Dentre as muitas revelações que o covid-19
trouxe para o Brasil, nenhuma se compara, pelo menos até agora, com a descoberta de uma população fantasma.
São mais de três milhões de brasileiros que existem, mas, é como se nunca tivessem existido. Eles não foram registrados quando nasceram e, portanto, são uma espécie de zumbis. Gente que não tem RG, não tem CPF, não faz parte da Previdência Social, não tem acesso aos benefícios sociais. E, lamentavelmente, é um fato que atravessa gerações. Os pais e os filhos, também, vivem da mesma forma. Nos grotões, nas favelas, nos bolsões de miséria, (sobre) vivendo de arremedos de projetos urbanos e rurais.
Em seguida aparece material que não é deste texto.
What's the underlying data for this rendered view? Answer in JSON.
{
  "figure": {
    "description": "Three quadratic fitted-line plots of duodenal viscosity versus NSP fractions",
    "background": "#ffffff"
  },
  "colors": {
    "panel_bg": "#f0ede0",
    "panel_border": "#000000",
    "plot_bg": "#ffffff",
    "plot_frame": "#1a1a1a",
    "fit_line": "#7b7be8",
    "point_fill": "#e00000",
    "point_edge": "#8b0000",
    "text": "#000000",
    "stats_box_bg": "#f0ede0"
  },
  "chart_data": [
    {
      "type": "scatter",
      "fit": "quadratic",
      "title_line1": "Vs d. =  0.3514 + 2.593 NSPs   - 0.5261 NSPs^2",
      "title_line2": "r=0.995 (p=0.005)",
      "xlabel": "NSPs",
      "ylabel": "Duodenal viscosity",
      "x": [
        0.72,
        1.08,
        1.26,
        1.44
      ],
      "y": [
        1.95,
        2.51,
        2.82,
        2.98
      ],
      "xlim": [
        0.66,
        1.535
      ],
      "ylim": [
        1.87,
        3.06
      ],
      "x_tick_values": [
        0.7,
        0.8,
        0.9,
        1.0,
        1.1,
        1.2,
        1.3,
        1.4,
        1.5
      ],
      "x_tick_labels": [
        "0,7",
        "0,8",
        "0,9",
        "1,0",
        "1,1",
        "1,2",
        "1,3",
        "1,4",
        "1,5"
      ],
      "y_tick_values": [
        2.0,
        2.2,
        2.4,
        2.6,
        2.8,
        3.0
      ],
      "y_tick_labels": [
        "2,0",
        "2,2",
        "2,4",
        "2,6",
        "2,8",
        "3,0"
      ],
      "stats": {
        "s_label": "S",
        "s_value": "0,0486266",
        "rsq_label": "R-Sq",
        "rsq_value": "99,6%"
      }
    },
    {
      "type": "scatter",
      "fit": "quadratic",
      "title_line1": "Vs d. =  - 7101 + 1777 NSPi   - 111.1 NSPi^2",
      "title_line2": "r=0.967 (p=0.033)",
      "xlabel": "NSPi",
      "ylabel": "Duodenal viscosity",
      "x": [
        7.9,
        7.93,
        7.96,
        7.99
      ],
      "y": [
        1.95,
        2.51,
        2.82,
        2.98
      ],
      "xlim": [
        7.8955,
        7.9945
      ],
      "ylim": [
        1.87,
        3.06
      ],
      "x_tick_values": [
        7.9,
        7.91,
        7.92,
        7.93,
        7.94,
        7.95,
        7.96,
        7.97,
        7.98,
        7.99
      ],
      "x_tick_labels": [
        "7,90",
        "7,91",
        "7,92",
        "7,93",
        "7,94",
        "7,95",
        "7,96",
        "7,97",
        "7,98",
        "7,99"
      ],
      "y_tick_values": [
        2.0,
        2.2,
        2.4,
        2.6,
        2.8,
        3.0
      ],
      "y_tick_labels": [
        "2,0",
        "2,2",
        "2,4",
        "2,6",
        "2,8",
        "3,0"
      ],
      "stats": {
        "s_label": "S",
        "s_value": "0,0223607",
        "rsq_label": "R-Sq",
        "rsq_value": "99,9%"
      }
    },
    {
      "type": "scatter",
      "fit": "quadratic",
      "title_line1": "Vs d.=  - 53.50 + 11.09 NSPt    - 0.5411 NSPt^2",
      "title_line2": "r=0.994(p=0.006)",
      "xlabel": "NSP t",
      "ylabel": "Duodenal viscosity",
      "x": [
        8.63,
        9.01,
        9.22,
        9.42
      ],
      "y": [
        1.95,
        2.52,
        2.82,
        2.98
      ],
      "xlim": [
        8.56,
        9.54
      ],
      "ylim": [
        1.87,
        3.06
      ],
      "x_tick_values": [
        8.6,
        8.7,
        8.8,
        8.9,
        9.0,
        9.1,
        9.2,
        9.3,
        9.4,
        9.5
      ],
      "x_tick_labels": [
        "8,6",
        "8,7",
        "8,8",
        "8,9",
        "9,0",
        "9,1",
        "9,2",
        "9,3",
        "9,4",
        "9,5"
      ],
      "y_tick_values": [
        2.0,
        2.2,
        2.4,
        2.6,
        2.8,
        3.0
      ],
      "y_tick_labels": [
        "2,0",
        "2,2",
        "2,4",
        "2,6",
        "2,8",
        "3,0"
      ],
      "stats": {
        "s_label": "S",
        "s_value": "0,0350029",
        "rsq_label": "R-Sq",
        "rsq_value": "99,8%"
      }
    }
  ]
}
E, não é só nas terras longínquas e remotas que isto ocorre. Nas chamadas grandes cidades, também, estão muitos desses seres. Agora mesmo, com o chamamento para se receber o tal auxílio emergencial, muitos ficaram de fora pelo simples fato de não portarem um documento sequer. O último dado do IBGE é de 2015 calculou que três milhões de pessoas viviam nessa situação.
Mas, o número pode ser muito maior. Em um país de tantas desigualdades como o Brasil, estas pessoas podem ser classificadas como não-cidadãs, se é que existe este termo. E, saber que são estes os mais necessitados e expostos. Enquanto isso, comprovadamente, pessoas que não precisam, e não merecem, usam da desonestidade para conseguirem tais ajudas.
A realidade mostra que esses brasileiros passam à margem de qualquer tipo de ação do estado. Não têm o registro básico, que é a certidão de nascimento. Tais sujeitos vão ser informais a vida toda, vão ser desprotegidos a vida toda, o que numa situação de pandemia é um risco de vida. A não ser, claro, que haja uma reviravolta nas políticas sociais deste País e que eles sejam alcançados, pelo menos, com uma oportunidade de se inserirem socialmente.
E, a coisa só não é pior porque a sociedade tem sido solidária, as organizações não governamentais os clubes de serviço e outras instituições estão fazendo o papel que seria dos governos, ao ampararem esses abandonados.
Todavia, pelo o que se observa, os governos, em geral, não se interessam por estes não-cidadãos, principalmente porque eles não votam nas seguidas eleições. Mas, são contribuintes, mesmo que de forma indireta, porque em um simples quilo de arroz que conseguem comprar, pagam os tributos embutidos no preço da mercadoria.
O fenômeno covid-19 vai passar, como muitos outros passaram. Mas, as cicatrizes que deixará, por certo, durarão uma eternidade.